Everyone is entitled to their good name and reputation. Our constitution, Bunreacht na hEireann, recognises this in article 40.3.2. And our statute books recognises this right, too.
For defamation is now a statutory tort-that is a civil wrong. It is defined in section 6, Defamation Act, 2009 as
2) The tort of defamation consists of the publication, by any means, of a defamatory statement concerning a person to one or more than one person (other than the first-mentioned person), and “ defamation ” shall be construed accordingly.
It is worth noting that defamation is now actionable per se, even in circumstances where there is no proof of special damage. Section 12 of the act also allows a body corporate to bring a defamation action.
A defamatory statement is defined in section 2, Defamation Act, 2009 as
“ defamatory statement” means a statement that tends to injure a person’s reputation in the eyes of reasonable members of society, and “defamatory” shall be construed accordingly;
This statement can be written or oral, therefore a false, oral accusation in a shop of, for example shoplifting or failing to pay for goods, can be defamatory.
Publication can also take place in the traditional written media such as newspapers and magazines but an increasing number of defamation actions are arising from social media websites such as Twitter, Facebook, etc.

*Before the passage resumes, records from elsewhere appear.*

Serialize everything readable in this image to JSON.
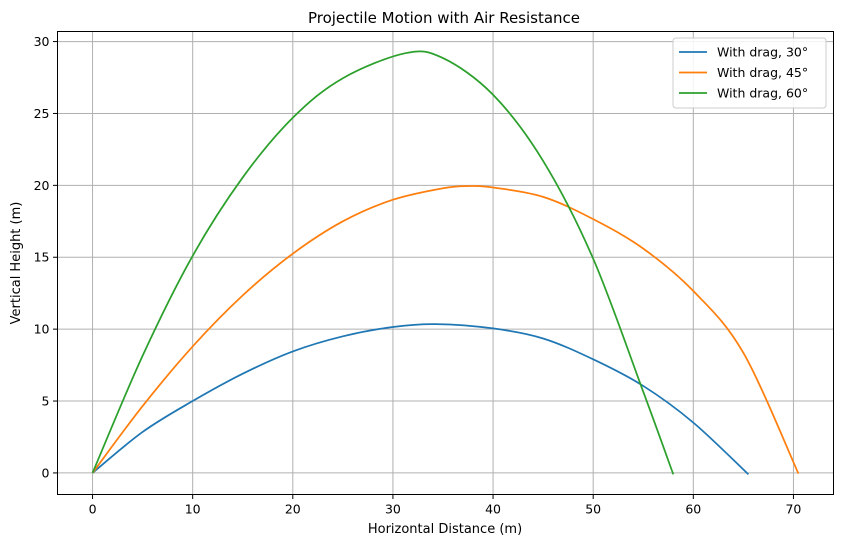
{
  "chart_data": {
    "type": "line",
    "title": "Projectile Motion with Air Resistance",
    "xlabel": "Horizontal Distance (m)",
    "ylabel": "Vertical Height (m)",
    "xlim": [
      -3.5,
      74
    ],
    "ylim": [
      -1.5,
      30.7
    ],
    "xticks": [
      0,
      10,
      20,
      30,
      40,
      50,
      60,
      70
    ],
    "yticks": [
      0,
      5,
      10,
      15,
      20,
      25,
      30
    ],
    "grid": true,
    "legend_position": "top-right",
    "series": [
      {
        "name": "With drag, 30°",
        "color": "#1f77b4",
        "points": [
          [
            0,
            0
          ],
          [
            5,
            2.85
          ],
          [
            10,
            5.0
          ],
          [
            15,
            6.9
          ],
          [
            20,
            8.45
          ],
          [
            25,
            9.5
          ],
          [
            30,
            10.15
          ],
          [
            34.3,
            10.35
          ],
          [
            40,
            10.05
          ],
          [
            45,
            9.35
          ],
          [
            50,
            7.9
          ],
          [
            55,
            6.05
          ],
          [
            60,
            3.5
          ],
          [
            65.5,
            -0.1
          ]
        ]
      },
      {
        "name": "With drag, 45°",
        "color": "#ff7f0e",
        "points": [
          [
            0,
            0
          ],
          [
            5,
            4.65
          ],
          [
            10,
            8.8
          ],
          [
            15,
            12.35
          ],
          [
            20,
            15.25
          ],
          [
            25,
            17.5
          ],
          [
            30,
            19.0
          ],
          [
            35,
            19.8
          ],
          [
            37.5,
            19.95
          ],
          [
            40,
            19.85
          ],
          [
            45,
            19.2
          ],
          [
            50,
            17.65
          ],
          [
            55,
            15.6
          ],
          [
            60,
            12.65
          ],
          [
            65,
            8.35
          ],
          [
            70.5,
            -0.05
          ]
        ]
      },
      {
        "name": "With drag, 60°",
        "color": "#2ca02c",
        "points": [
          [
            0,
            0
          ],
          [
            5,
            8.15
          ],
          [
            10,
            15.1
          ],
          [
            15,
            20.55
          ],
          [
            20,
            24.7
          ],
          [
            25,
            27.45
          ],
          [
            31.3,
            29.2
          ],
          [
            35,
            28.85
          ],
          [
            40,
            26.3
          ],
          [
            45,
            21.7
          ],
          [
            50,
            14.9
          ],
          [
            55,
            5.65
          ],
          [
            58,
            -0.1
          ]
        ]
      }
    ]
  }
}
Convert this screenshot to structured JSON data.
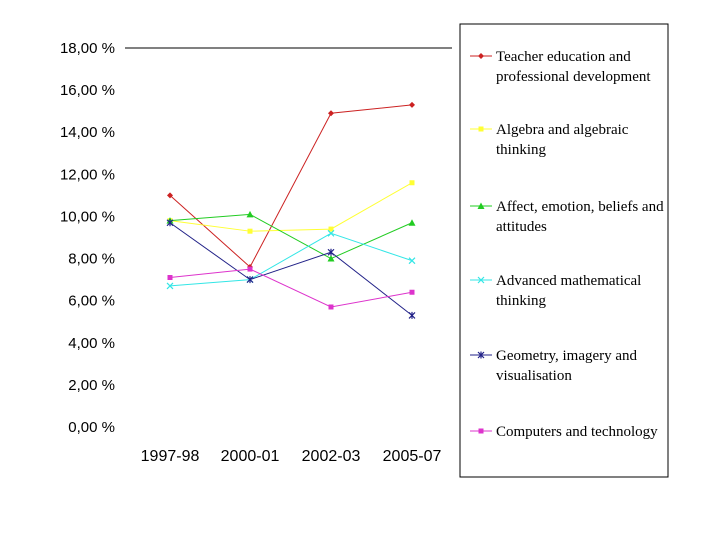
{
  "chart_data": {
    "type": "line",
    "categories": [
      "1997-98",
      "2000-01",
      "2002-03",
      "2005-07"
    ],
    "y_tick_labels": [
      "0,00 %",
      "2,00 %",
      "4,00 %",
      "6,00 %",
      "8,00 %",
      "10,00 %",
      "12,00 %",
      "14,00 %",
      "16,00 %",
      "18,00 %"
    ],
    "ylim": [
      0,
      18
    ],
    "grid": "top line only",
    "legend_position": "right",
    "series": [
      {
        "name": "Teacher education and professional development",
        "name_lines": [
          "Teacher education and",
          "professional development"
        ],
        "color": "#cc2222",
        "marker": "diamond",
        "values": [
          11.0,
          7.6,
          14.9,
          15.3
        ]
      },
      {
        "name": "Algebra and algebraic thinking",
        "name_lines": [
          "Algebra and algebraic",
          "thinking"
        ],
        "color": "#ffff33",
        "marker": "square",
        "values": [
          9.8,
          9.3,
          9.4,
          11.6
        ]
      },
      {
        "name": "Affect, emotion, beliefs and attitudes",
        "name_lines": [
          "Affect, emotion, beliefs and",
          "attitudes"
        ],
        "color": "#22cc22",
        "marker": "triangle",
        "values": [
          9.8,
          10.1,
          8.0,
          9.7
        ]
      },
      {
        "name": "Advanced mathematical thinking",
        "name_lines": [
          "Advanced mathematical",
          "thinking"
        ],
        "color": "#33e6e6",
        "marker": "x",
        "values": [
          6.7,
          7.0,
          9.2,
          7.9
        ]
      },
      {
        "name": "Geometry, imagery and visualisation",
        "name_lines": [
          "Geometry,  imagery and",
          "visualisation"
        ],
        "color": "#222288",
        "marker": "star",
        "values": [
          9.7,
          7.0,
          8.3,
          5.3
        ]
      },
      {
        "name": "Computers and technology",
        "name_lines": [
          "Computers and technology"
        ],
        "color": "#dd33cc",
        "marker": "square",
        "values": [
          7.1,
          7.5,
          5.7,
          6.4
        ]
      }
    ]
  }
}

We have all seen a raft of debates and exchanges on social media sites which have become extremely heated, often culminating in defamatory statements being published for the whole world to see.
Early in 2017 a Donegal couple were awarded €30,000 in a defamation action they brought against their neighbour arising from false, defamatory postings made by the neighbour on Facebook. The neighbour had admitted the wrongdoing and apologised to the couple.
Statute of Limitations
Section 38 of the act provides that you must bring your defamation action within one year, although this can be extended to two years in exceptional circumstances.
At its simplest defamation will occur where a defamatory statement is made to a third party.
A defamation action is
“defamation action” means—
(a) an action for damages for defamation, or
(b) an application for a declaratory order,
whether or not a claim for other relief under this Act is made
Section 8 of the act obliges the parties to a defamation action to swear a verifying affidavit, similar to an affidavit of verification in a personal injuries action, swearing as to the truth of pleadings and assertions or allegations of facts.
Defences to a defamation action
There are statutory defences to a defamation action as follows:
- Truth (section 16 of Defamation Act, 2009)
- Absolute privilege (section 17)
- Qualified privilege (section 18)
- Honest opinion (section 19)
- Consent to publish (section 25)
- Fair and reasonable publication on a matter of public interest (section 26)
- Innocent publication (section 27)
Section 22 provides a statutory offer to make amends and the effect of the offer to make amends is set out in section 23.
Section 24 provides for a statutory apology scheme which will mitigate a defendant’s damage. Such an apology is not an admission of liability and evidence of the apology is not admissible in any civil action as evidence of liability of the defendant.
Remedies for defamation
Section 28 of the Defamation Act, 2009 provides for a declaratory order from the Circuit Court. This order will state that the statement was defamatory of the applicant.
Damages are also a remedy, as set out in section 31 of the act and a correction order can be made by the Courts, pursuant to section 30, and a prohibitory order pursuant to section 33. Section 32 allows a Court to order the defendant to pay aggravated and punitive damages where (b) the defendant conducted his or her defence in a manner that aggravated the injury caused to the plaintiff’s reputation by the defamatory statement.
Section 29 allows a defendant to pay a sum of money into Court in satisfaction of the defamation action.
Constitutional right to good name
The State shall, in particular, by its laws protect as best it may from unjust attack and, in the case of injustice done, vindicate the life, person, good name, and property rights of every citizen.
A defamation action will also include a claim damages for breach of the Plaintiff’s constitutional right to maintain his/her good name.
Defamation proceedings are commenced in the High Court by way of a Plenary Summons and Statement of Claim.
What to do if you think you have been defamed
If you think you have been defamed you should consider getting professional advice. It is easy, in the heat of an argument online, to form the view that you have been defamed but whether you have or not is something you should get professional advice on.
Your good name and reputation is a fundamental personal right recognised in the Irish Constitution and any defamatory remarks that go unchallenged may lead to significant damage to you in both a personal and business capacity.
Depending on the context of the defamatory remarks you may also have other causes of action against anyone who makes such remarks against you, for example breach of contract, negligence, breach of duty.